Programming from the Ground Up: Chapter 7: Developing Robust Programs

This chapter deals with developing programs that are robust. Robust programs are able to handle error conditions gracefully. They are programs that do not crash no matter what the user does. Building robust programs is essential to the practice of programming. Writing robust programs takes discipline and work - it usually entails finding every possible problem that can occur, and coming up with an action plan for your program to take.

Where Does the Time Go?

Programmers schedule poorly. In almost every programming project, programmers will take two, four, or even eight times as long to develop a program or function than they originally estimated.

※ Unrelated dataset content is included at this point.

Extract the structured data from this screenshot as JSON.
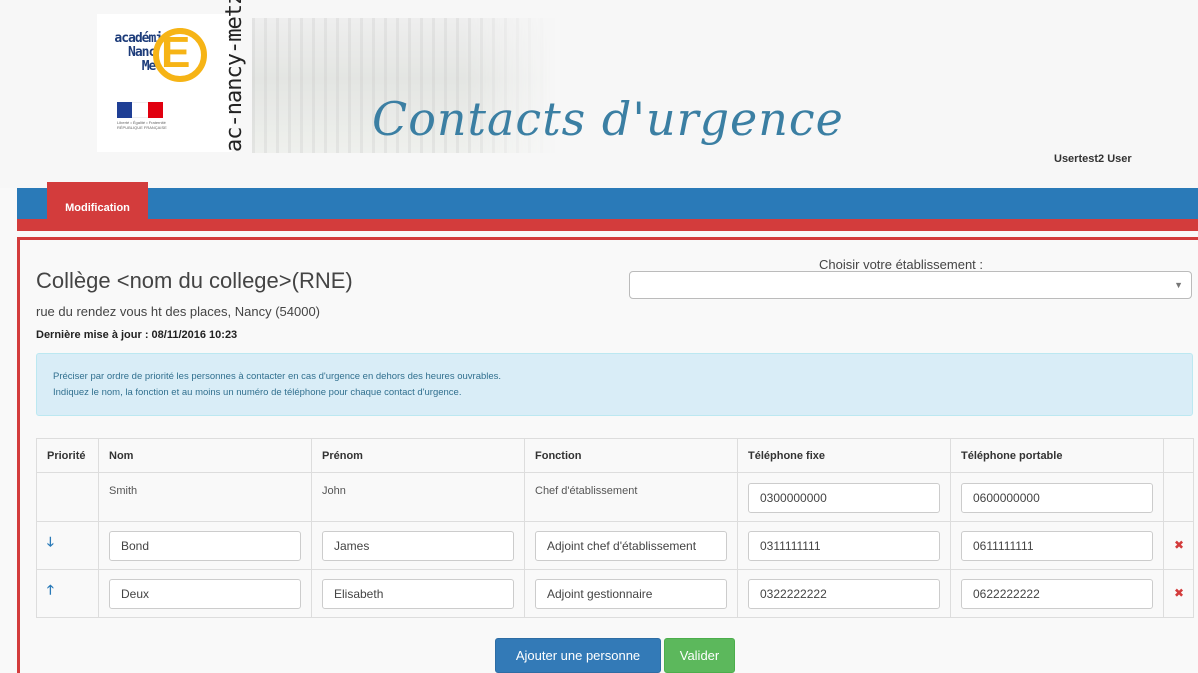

There are many reasons for this problem, including:

Programmers don't always schedule time for meetings or other non-coding activities that make up every day.
Programmers often underestimate feedback times (how long it takes to pass change requests and approvals back and forth) for projects.
Programmers don't always understand the full scope of what they are producing.
Programmers often have to estimate a schedule on a totally different kind of project than they are used to, and thus are unable to schedule accurately.
Programmers often underestimate the amount of time it takes to get a program fully robust.

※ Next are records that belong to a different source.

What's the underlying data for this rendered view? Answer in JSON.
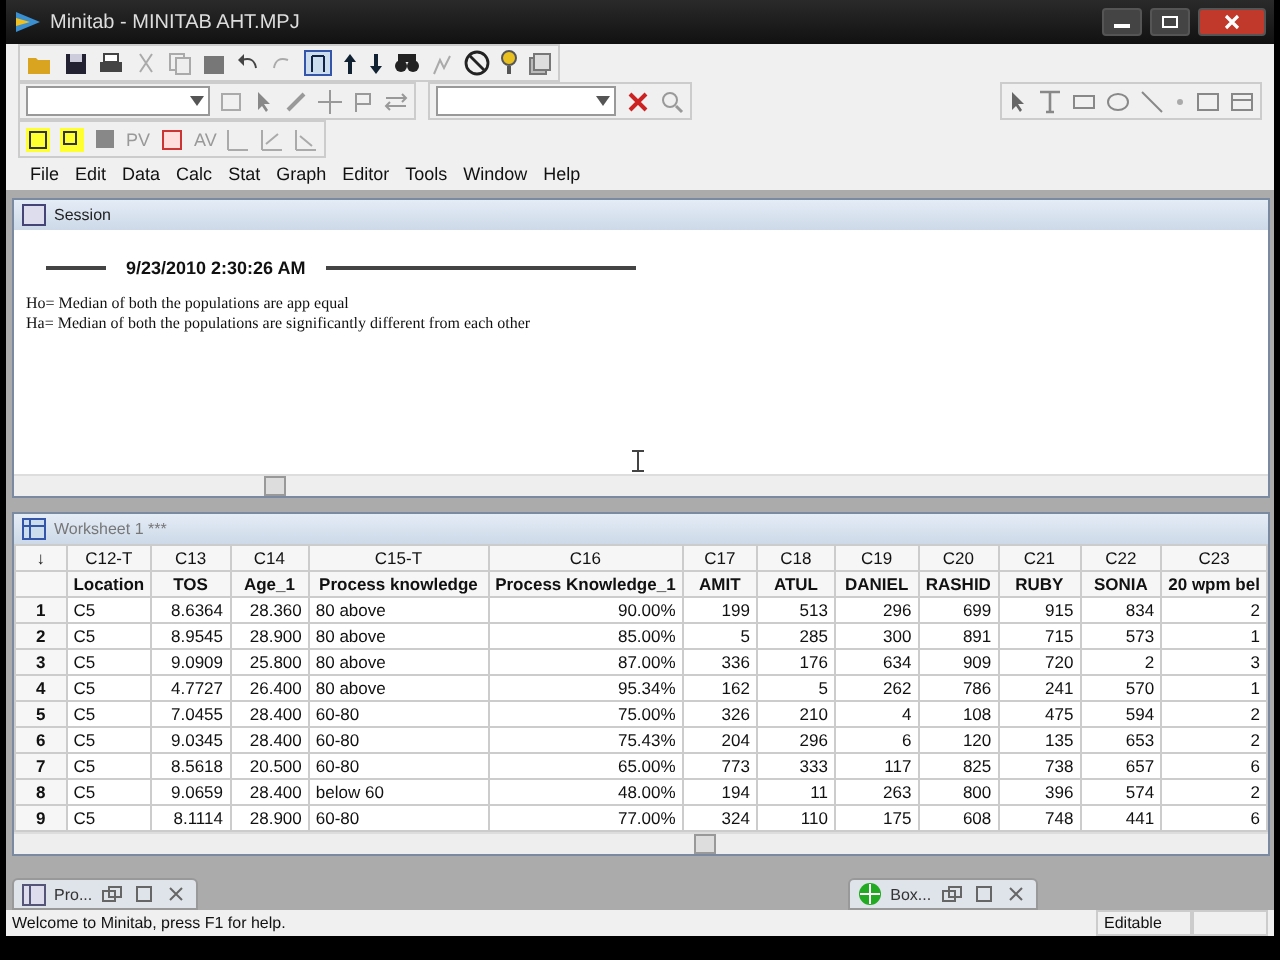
{
  "window": {
    "title": "Minitab - MINITAB AHT.MPJ"
  },
  "menu": [
    {
      "label": "File"
    },
    {
      "label": "Edit"
    },
    {
      "label": "Data"
    },
    {
      "label": "Calc"
    },
    {
      "label": "Stat"
    },
    {
      "label": "Graph"
    },
    {
      "label": "Editor"
    },
    {
      "label": "Tools"
    },
    {
      "label": "Window"
    },
    {
      "label": "Help"
    }
  ],
  "toolbar_labels": [
    "PV",
    "AV"
  ],
  "session": {
    "title": "Session",
    "timestamp": "9/23/2010 2:30:26 AM",
    "lines": [
      "Ho= Median of both the populations are app equal",
      "Ha= Median of both the populations are significantly different from each other"
    ]
  },
  "worksheet": {
    "title": "Worksheet 1 ***",
    "corner": "↓",
    "columns": [
      {
        "id": "C12-T",
        "name": "Location",
        "kind": "text"
      },
      {
        "id": "C13",
        "name": "TOS",
        "kind": "numeric"
      },
      {
        "id": "C14",
        "name": "Age_1",
        "kind": "numeric"
      },
      {
        "id": "C15-T",
        "name": "Process knowledge",
        "kind": "text"
      },
      {
        "id": "C16",
        "name": "Process Knowledge_1",
        "kind": "numeric"
      },
      {
        "id": "C17",
        "name": "AMIT",
        "kind": "numeric"
      },
      {
        "id": "C18",
        "name": "ATUL",
        "kind": "numeric"
      },
      {
        "id": "C19",
        "name": "DANIEL",
        "kind": "numeric"
      },
      {
        "id": "C20",
        "name": "RASHID",
        "kind": "numeric"
      },
      {
        "id": "C21",
        "name": "RUBY",
        "kind": "numeric"
      },
      {
        "id": "C22",
        "name": "SONIA",
        "kind": "numeric"
      },
      {
        "id": "C23",
        "name": "20 wpm bel",
        "kind": "numeric"
      }
    ],
    "rows": [
      {
        "n": "1",
        "cells": [
          "C5",
          "8.6364",
          "28.360",
          "80 above",
          "90.00%",
          "199",
          "513",
          "296",
          "699",
          "915",
          "834",
          "2"
        ]
      },
      {
        "n": "2",
        "cells": [
          "C5",
          "8.9545",
          "28.900",
          "80 above",
          "85.00%",
          "5",
          "285",
          "300",
          "891",
          "715",
          "573",
          "1"
        ]
      },
      {
        "n": "3",
        "cells": [
          "C5",
          "9.0909",
          "25.800",
          "80 above",
          "87.00%",
          "336",
          "176",
          "634",
          "909",
          "720",
          "2",
          "3"
        ]
      },
      {
        "n": "4",
        "cells": [
          "C5",
          "4.7727",
          "26.400",
          "80 above",
          "95.34%",
          "162",
          "5",
          "262",
          "786",
          "241",
          "570",
          "1"
        ]
      },
      {
        "n": "5",
        "cells": [
          "C5",
          "7.0455",
          "28.400",
          "60-80",
          "75.00%",
          "326",
          "210",
          "4",
          "108",
          "475",
          "594",
          "2"
        ]
      },
      {
        "n": "6",
        "cells": [
          "C5",
          "9.0345",
          "28.400",
          "60-80",
          "75.43%",
          "204",
          "296",
          "6",
          "120",
          "135",
          "653",
          "2"
        ]
      },
      {
        "n": "7",
        "cells": [
          "C5",
          "8.5618",
          "20.500",
          "60-80",
          "65.00%",
          "773",
          "333",
          "117",
          "825",
          "738",
          "657",
          "6"
        ]
      },
      {
        "n": "8",
        "cells": [
          "C5",
          "9.0659",
          "28.400",
          "below 60",
          "48.00%",
          "194",
          "11",
          "263",
          "800",
          "396",
          "574",
          "2"
        ]
      },
      {
        "n": "9",
        "cells": [
          "C5",
          "8.1114",
          "28.900",
          "60-80",
          "77.00%",
          "324",
          "110",
          "175",
          "608",
          "748",
          "441",
          "6"
        ]
      }
    ]
  },
  "minimized": [
    {
      "title": "Pro...",
      "kind": "project"
    },
    {
      "title": "Box...",
      "kind": "graph"
    }
  ],
  "status_bar": {
    "message": "Welcome to Minitab, press F1 for help.",
    "mode": "Editable"
  }
}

The last item is the one we are interested in here. It takes a lot of time and effort to develop robust programs. More so than people usually guess, including experienced programmers. Programmers get so focused on simply solving the problem at hand that they fail to look at the possible side issues.

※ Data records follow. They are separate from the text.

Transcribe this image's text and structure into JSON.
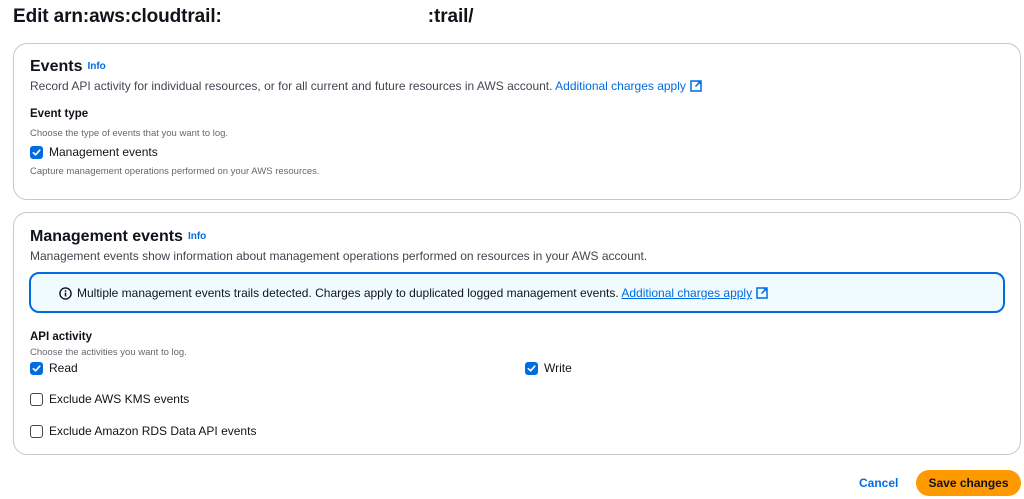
{
  "page": {
    "title_part1": "Edit arn:aws:cloudtrail:",
    "title_part2": ":trail/"
  },
  "events_panel": {
    "heading": "Events",
    "info": "Info",
    "description": "Record API activity for individual resources, or for all current and future resources in AWS account.",
    "charges_link": "Additional charges apply",
    "event_type_label": "Event type",
    "event_type_hint": "Choose the type of events that you want to log.",
    "management_events_checkbox": {
      "label": "Management events",
      "checked": true
    },
    "management_events_hint": "Capture management operations performed on your AWS resources."
  },
  "management_panel": {
    "heading": "Management events",
    "info": "Info",
    "description": "Management events show information about management operations performed on resources in your AWS account.",
    "alert_text": "Multiple management events trails detected. Charges apply to duplicated logged management events.",
    "alert_link": "Additional charges apply",
    "api_activity_label": "API activity",
    "api_activity_hint": "Choose the activities you want to log.",
    "read_checkbox": {
      "label": "Read",
      "checked": true
    },
    "write_checkbox": {
      "label": "Write",
      "checked": true
    },
    "exclude_kms_checkbox": {
      "label": "Exclude AWS KMS events",
      "checked": false
    },
    "exclude_rds_checkbox": {
      "label": "Exclude Amazon RDS Data API events",
      "checked": false
    }
  },
  "footer": {
    "cancel_label": "Cancel",
    "save_label": "Save changes"
  },
  "colors": {
    "accent": "#006ce0",
    "primary_button": "#ff9900",
    "alert_background": "#f0fbff"
  }
}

In the toupper program, we do not have any course of action if the file the user selects does not exist. The program will go ahead and try to work anyway. It doesn't report any error message so the user won't even know that they typed in the name wrong. Let's say that the destination file is on a network drive, and the network temporarily fails. The operating system is returning a status code to us in %eax, but we aren't checking it. Therefore, if a failure occurs, the user is totally unaware. This program is definitely not robust. As you can see, even in a simple program there are a lot of things that can go wrong that a programmer must contend with.

In a large program, it gets much more problematic. There are usually many more possible error conditions than possible successful conditions. Therefore, you should always expect to spend the majority of your time checking status codes, writing error handlers, and performing similar tasks to make your program robust. If it takes two weeks to develop a program, it will likely take at least two more to make it robust. Remember that every error message that pops up on your screen had to be programmed in by someone.

Some Tips for Developing Robust Programs

User Testing

Testing is one of the most essential things a programmer does. If you haven't tested something, you should assume it doesn't work. However, testing isn't just about making sure your program works, it's about making sure your program doesn't break. For example, if I have a program that is only supposed to deal with positive numbers, you need to test what happens if the user enters a negative number. Or a letter. Or the number zero. You must test what happens if they put spaces before their numbers, spaces after their numbers, and other little possibilities. You need to make sure that you handle the user's data in a way that makes sense to the user, and that you pass on that data in a way that makes sense to the rest of your program. When your program finds input that doesn't make sense, it needs to perform appropriate actions. Depending on your program, this may include ending the program, prompting the user to re-enter values, notifying a central error log, rolling back an operation, or ignoring it and continuing.

Not only should you test your programs, you need to have others test it as well. You should enlist other programmers and users of your program to help you test your program. If something is a problem for your users, even if it seems okay to you, it needs to be fixed. If the user doesn't know how to use your program correctly, that should be treated as a bug that needs to be fixed.

You will find that users find a lot more bugs in your program than you ever could. The reason is that users don't know what the computer expects. You know what kinds of data the computer expects, and therefore are much more likely to enter data that makes sense to the computer. Users enter data that makes sense to them. Allowing non-programmers to use your program for testing purposes usually gives you much more accurate results as to how robust your program truly is.

Data Testing

When designing programs, each of your functions needs to be very specific about the type and range of data that it will or won't accept. You then need to test these functions to make sure that they perform to specification when handed the appropriate data. Most important is testing corner cases or edge cases. Corner cases are the inputs that are most likely to cause problems or behave unexpectedly.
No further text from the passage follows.